Décision business
Alors que la cave coopérative La Chablisienne lance une nouvelle gamme de Chablis dédiés aux millenials avec trois références (Bourgogne Chardonnay, Petit Chablis et Chablis), Damien Leclerc, directeur général de La Chablisienne, revient sur la révision avortée de l’appellation de l’aire géographique bourgogne.
Comment réagissez-vous aux soubresauts qui ont conduit l’Inao à abandonner la révision de l’aire d’appellation bourgogne ?
« Le dossier avait déjà été ouvert en 1937, puis en 2000 et de nouveau déterré en 2020… Donc il est possible, qu’en 2040, ce dossier soit réactivé ! Nous avons eu quelques semaines compliquées car ce projet concernait 64 communes entre l’Yonne, la Côte-d’Or et la Saône-et-Loire. Dans le Chablisien, 16 communes étaient concernées. Les discussions avec l’INAO sont houleuses depuis un certain temps.
Il restait donc une commune, puisque le Chablisien en comporte 17, qui n’aurait pas été affectée. Pourquoi ?
« C’est un mystère, cela relève sans doute de considérations administratives. Cela nous interroge sur les méthodes de l’Inao et les moyens avec lesquels elle les met en œuvre. La retraite de l’Inao a été rapide devant le tollé provoqué par la nouvelle. Nous pensons qu’il y a eu des pressions politiques suite à la création des deux « communautés de communes de bassins », aux côtés des deux préfets de région, pour sauver économiquement le Beaujolais qui traversait une période difficile. Quand les sphères politiques et économiques rentrent conjointement dans des considérations d’appellation et de délimitation, cela ne se passe pas toujours comme prévu.
Comment a évolué La Chablisienne ces dernières années ?

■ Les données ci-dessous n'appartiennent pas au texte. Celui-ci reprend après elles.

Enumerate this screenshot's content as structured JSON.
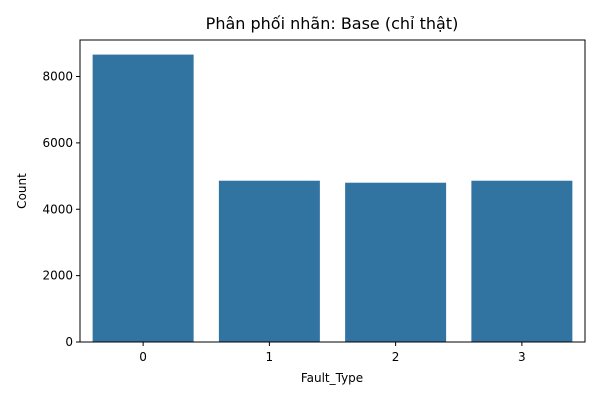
{
  "chart_data": {
    "type": "bar",
    "title": "Phân phối nhãn: Base (chỉ thật)",
    "xlabel": "Fault_Type",
    "ylabel": "Count",
    "categories": [
      "0",
      "1",
      "2",
      "3"
    ],
    "values": [
      8660,
      4860,
      4800,
      4860
    ],
    "ylim": [
      0,
      9100
    ],
    "yticks": [
      0,
      2000,
      4000,
      6000,
      8000
    ],
    "grid": false,
    "bar_color": "#3274a1"
  }
}
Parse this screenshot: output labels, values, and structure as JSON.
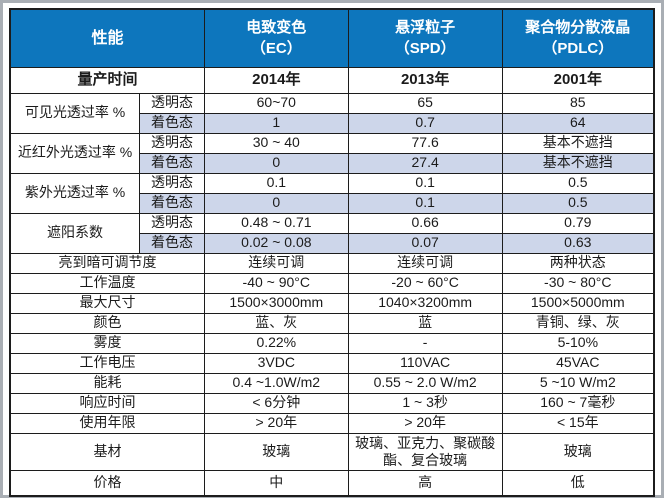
{
  "page": {
    "frame_color": "#a9aeb4",
    "background": "#ffffff"
  },
  "table": {
    "header": {
      "bg": "#0d76bd",
      "text_color": "#ffffff",
      "perf_label": "性能",
      "columns": [
        {
          "name": "电致变色",
          "abbr": "（EC）"
        },
        {
          "name": "悬浮粒子",
          "abbr": "（SPD）"
        },
        {
          "name": "聚合物分散液晶",
          "abbr": "（PDLC）"
        }
      ]
    },
    "shade_color": "#cdd6ea",
    "production_row": {
      "label": "量产时间",
      "values": [
        "2014年",
        "2013年",
        "2001年"
      ]
    },
    "paired_rows": [
      {
        "label": "可见光透过率 %",
        "sub": [
          {
            "state": "透明态",
            "values": [
              "60~70",
              "65",
              "85"
            ]
          },
          {
            "state": "着色态",
            "values": [
              "1",
              "0.7",
              "64"
            ]
          }
        ]
      },
      {
        "label": "近红外光透过率 %",
        "sub": [
          {
            "state": "透明态",
            "values": [
              "30 ~ 40",
              "77.6",
              "基本不遮挡"
            ]
          },
          {
            "state": "着色态",
            "values": [
              "0",
              "27.4",
              "基本不遮挡"
            ]
          }
        ]
      },
      {
        "label": "紫外光透过率 %",
        "sub": [
          {
            "state": "透明态",
            "values": [
              "0.1",
              "0.1",
              "0.5"
            ]
          },
          {
            "state": "着色态",
            "values": [
              "0",
              "0.1",
              "0.5"
            ]
          }
        ]
      },
      {
        "label": "遮阳系数",
        "sub": [
          {
            "state": "透明态",
            "values": [
              "0.48 ~ 0.71",
              "0.66",
              "0.79"
            ]
          },
          {
            "state": "着色态",
            "values": [
              "0.02 ~ 0.08",
              "0.07",
              "0.63"
            ]
          }
        ]
      }
    ],
    "simple_rows": [
      {
        "label": "亮到暗可调节度",
        "values": [
          "连续可调",
          "连续可调",
          "两种状态"
        ]
      },
      {
        "label": "工作温度",
        "values": [
          "-40 ~ 90°C",
          "-20 ~ 60°C",
          "-30 ~ 80°C"
        ]
      },
      {
        "label": "最大尺寸",
        "values": [
          "1500×3000mm",
          "1040×3200mm",
          "1500×5000mm"
        ]
      },
      {
        "label": "颜色",
        "values": [
          "蓝、灰",
          "蓝",
          "青铜、绿、灰"
        ]
      },
      {
        "label": "雾度",
        "values": [
          "0.22%",
          "-",
          "5-10%"
        ]
      },
      {
        "label": "工作电压",
        "values": [
          "3VDC",
          "110VAC",
          "45VAC"
        ]
      },
      {
        "label": "能耗",
        "values": [
          "0.4 ~1.0W/m2",
          "0.55 ~ 2.0 W/m2",
          "5 ~10 W/m2"
        ]
      },
      {
        "label": "响应时间",
        "values": [
          "< 6分钟",
          "1 ~ 3秒",
          "160 ~ 7毫秒"
        ]
      },
      {
        "label": "使用年限",
        "values": [
          "> 20年",
          "> 20年",
          "< 15年"
        ]
      },
      {
        "label": "基材",
        "values": [
          "玻璃",
          "玻璃、亚克力、聚碳酸酯、复合玻璃",
          "玻璃"
        ]
      },
      {
        "label": "价格",
        "values": [
          "中",
          "高",
          "低"
        ]
      }
    ]
  }
}
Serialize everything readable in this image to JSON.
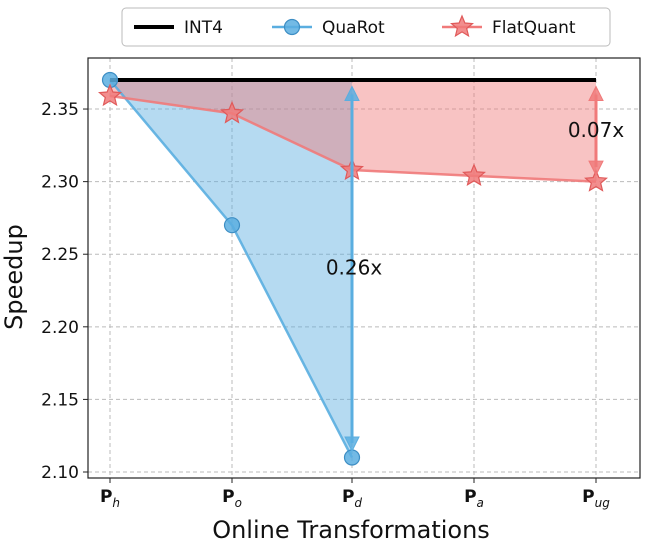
{
  "chart_data": {
    "type": "line",
    "title": "",
    "xlabel": "Online Transformations",
    "ylabel": "Speedup",
    "ylim": [
      2.1,
      2.37
    ],
    "yticks": [
      2.1,
      2.15,
      2.2,
      2.25,
      2.3,
      2.35
    ],
    "grid": true,
    "legend_position": "top",
    "categories": [
      {
        "main": "P",
        "sub": "h"
      },
      {
        "main": "P",
        "sub": "o"
      },
      {
        "main": "P",
        "sub": "d"
      },
      {
        "main": "P",
        "sub": "a"
      },
      {
        "main": "P",
        "sub": "ug"
      }
    ],
    "series": [
      {
        "name": "INT4",
        "color": "#000000",
        "marker": "none",
        "x": [
          0,
          4
        ],
        "values": [
          2.37,
          2.37
        ]
      },
      {
        "name": "QuaRot",
        "color": "#5aaee0",
        "marker": "circle",
        "x": [
          0,
          1,
          2
        ],
        "values": [
          2.37,
          2.27,
          2.11
        ]
      },
      {
        "name": "FlatQuant",
        "color": "#f07a7a",
        "marker": "star",
        "x": [
          0,
          1,
          2,
          3,
          4
        ],
        "values": [
          2.359,
          2.347,
          2.308,
          2.304,
          2.3
        ]
      }
    ],
    "annotations": [
      {
        "text": "0.26x",
        "x": 2,
        "y": 2.24,
        "from": 2.12,
        "to": 2.36,
        "color": "#5aaee0"
      },
      {
        "text": "0.07x",
        "x": 4,
        "y": 2.335,
        "from": 2.31,
        "to": 2.36,
        "color": "#f07a7a"
      }
    ]
  }
}
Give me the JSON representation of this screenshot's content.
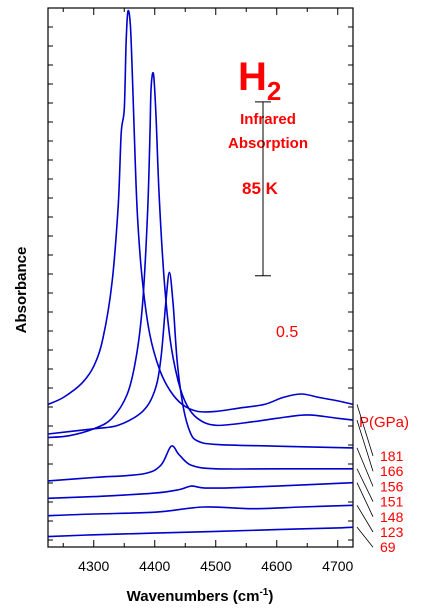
{
  "chart_data": {
    "type": "line",
    "title_main": "H",
    "title_sub": "2",
    "annotation_line1": "Infrared",
    "annotation_line2": "Absorption",
    "temperature": "85 K",
    "xlabel": "Wavenumbers (cm",
    "xlabel_sup": "-1",
    "xlabel_end": ")",
    "ylabel": "Absorbance",
    "xlim": [
      4225,
      4725
    ],
    "ylim": [
      0,
      1.55
    ],
    "x_ticks": [
      4300,
      4400,
      4500,
      4600,
      4700
    ],
    "x_tick_labels": [
      "4300",
      "4400",
      "4500",
      "4600",
      "4700"
    ],
    "scale_bar": {
      "label": "0.5",
      "value": 0.5,
      "y_from": 0.78,
      "y_to": 1.28
    },
    "pressure_header": "P(GPa)",
    "line_color": "#0000cc",
    "accent_color": "#ff0000",
    "series": [
      {
        "name": "69",
        "points": [
          [
            4225,
            0.03
          ],
          [
            4300,
            0.035
          ],
          [
            4400,
            0.04
          ],
          [
            4500,
            0.045
          ],
          [
            4600,
            0.05
          ],
          [
            4700,
            0.055
          ],
          [
            4725,
            0.057
          ]
        ]
      },
      {
        "name": "123",
        "points": [
          [
            4225,
            0.09
          ],
          [
            4300,
            0.095
          ],
          [
            4400,
            0.1
          ],
          [
            4480,
            0.115
          ],
          [
            4560,
            0.11
          ],
          [
            4640,
            0.115
          ],
          [
            4725,
            0.12
          ]
        ]
      },
      {
        "name": "148",
        "points": [
          [
            4225,
            0.14
          ],
          [
            4300,
            0.145
          ],
          [
            4400,
            0.155
          ],
          [
            4440,
            0.165
          ],
          [
            4460,
            0.175
          ],
          [
            4480,
            0.17
          ],
          [
            4520,
            0.17
          ],
          [
            4600,
            0.175
          ],
          [
            4725,
            0.185
          ]
        ]
      },
      {
        "name": "151",
        "points": [
          [
            4225,
            0.19
          ],
          [
            4300,
            0.2
          ],
          [
            4380,
            0.21
          ],
          [
            4410,
            0.235
          ],
          [
            4427,
            0.29
          ],
          [
            4440,
            0.265
          ],
          [
            4460,
            0.235
          ],
          [
            4500,
            0.225
          ],
          [
            4600,
            0.225
          ],
          [
            4725,
            0.225
          ]
        ]
      },
      {
        "name": "156",
        "points": [
          [
            4225,
            0.325
          ],
          [
            4300,
            0.34
          ],
          [
            4340,
            0.35
          ],
          [
            4380,
            0.39
          ],
          [
            4400,
            0.45
          ],
          [
            4410,
            0.54
          ],
          [
            4418,
            0.7
          ],
          [
            4424,
            0.79
          ],
          [
            4430,
            0.7
          ],
          [
            4437,
            0.53
          ],
          [
            4447,
            0.4
          ],
          [
            4458,
            0.33
          ],
          [
            4470,
            0.305
          ],
          [
            4500,
            0.295
          ],
          [
            4600,
            0.29
          ],
          [
            4725,
            0.285
          ]
        ]
      },
      {
        "name": "166",
        "points": [
          [
            4225,
            0.315
          ],
          [
            4260,
            0.32
          ],
          [
            4300,
            0.34
          ],
          [
            4330,
            0.37
          ],
          [
            4355,
            0.44
          ],
          [
            4370,
            0.55
          ],
          [
            4380,
            0.7
          ],
          [
            4388,
            0.95
          ],
          [
            4392,
            1.18
          ],
          [
            4394,
            1.32
          ],
          [
            4398,
            1.36
          ],
          [
            4402,
            1.24
          ],
          [
            4407,
            1.02
          ],
          [
            4415,
            0.78
          ],
          [
            4425,
            0.6
          ],
          [
            4438,
            0.48
          ],
          [
            4452,
            0.41
          ],
          [
            4470,
            0.37
          ],
          [
            4500,
            0.35
          ],
          [
            4560,
            0.36
          ],
          [
            4600,
            0.37
          ],
          [
            4650,
            0.38
          ],
          [
            4700,
            0.37
          ],
          [
            4725,
            0.365
          ]
        ]
      },
      {
        "name": "181",
        "points": [
          [
            4225,
            0.41
          ],
          [
            4250,
            0.43
          ],
          [
            4280,
            0.47
          ],
          [
            4300,
            0.52
          ],
          [
            4315,
            0.6
          ],
          [
            4330,
            0.76
          ],
          [
            4340,
            0.98
          ],
          [
            4345,
            1.19
          ],
          [
            4350,
            1.26
          ],
          [
            4353,
            1.45
          ],
          [
            4356,
            1.54
          ],
          [
            4360,
            1.5
          ],
          [
            4364,
            1.32
          ],
          [
            4368,
            1.11
          ],
          [
            4372,
            0.94
          ],
          [
            4380,
            0.76
          ],
          [
            4392,
            0.61
          ],
          [
            4408,
            0.51
          ],
          [
            4425,
            0.45
          ],
          [
            4445,
            0.41
          ],
          [
            4470,
            0.39
          ],
          [
            4500,
            0.39
          ],
          [
            4540,
            0.4
          ],
          [
            4580,
            0.41
          ],
          [
            4610,
            0.43
          ],
          [
            4640,
            0.44
          ],
          [
            4670,
            0.43
          ],
          [
            4700,
            0.42
          ],
          [
            4725,
            0.41
          ]
        ]
      }
    ]
  }
}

« Sur les quatre dernières années, nous avons connu trois années déficitaires en termes de récoltes, et une année très généreuse avec le millésime 2018. Cette année-là, et à titre exceptionnel, nous avions demandé que le rendement butoir soit déplafonné pour nous permettre de reconstituer des réserves et affronter les aléas climatiques. Malheureusement, la discussion avec l’Inao, à l’image de ce qu’il s’est passé ces dernières semaines, a tourné court. Ils se sont cramponnés au code rural et au cahier des charges. Par ailleurs, nous avons réalisé un chiffre d’affaires de 57 millions d’euros en 2019, soit le plus bel exercice de l’histoire de La Chablisienne avec une belle progression sur l’ensemble des réseaux, grâce à ce fameux millésime 2018. Malheureusement, la récolte de 2019 a chuté de 20 % par rapport à une récolte classique. Notre cave coopérative représente aujourd’hui 250 vignerons à l’origine de neuf millions de bouteilles l’an passé.
Que vous évoque le réchauffement climatique ?
« Il y a une volonté de tous de regarder vers le Nord pour contrebalancer le réchauffement climatique. Les secteurs granitiques du Beaujolais pourraient très bien supporter les cépages syrah ou meunier et faire des vins très qualitatifs. On parle beaucoup du réchauffement climatique et j’ai vraiment le sentiment que c’est en train de s’accélérer. Les cahiers des charges vont devoir évoluer, mais dans des délais raisonnables. On ne peut pas imaginer d’attendre dix ans avant d’évoquer ces sujets avec l’Inao. En Bourgogne, nous avons vu le mercure monter jusqu’à 50 degrés. C’est du jamais vu…
La Chablisienne propose-t-elle de nouvelles cuvées ?
« Nous avons créé une nouvelle gamme, destinée exclusivement au CHR, pour séduire les millenials. On trouve trois références : Bourgogne Chardonnay (7,20 €), Petit Chablis (9,20 €) et Chablis (11,95 €). Elles constituent ainsi une nouvelle marque que nous avons baptisée La Chablisienne By La Chablisienne. Les bouteilles sont transparentes et permettent de bien voir la robe des vins. C’est une clé d’entrée à destination des jeunes avec une approche moins identitaire. Ce sont des vins axés sur la fraîcheur à consommer dans les deux ans. L’objectif de production est de 300 000 cols.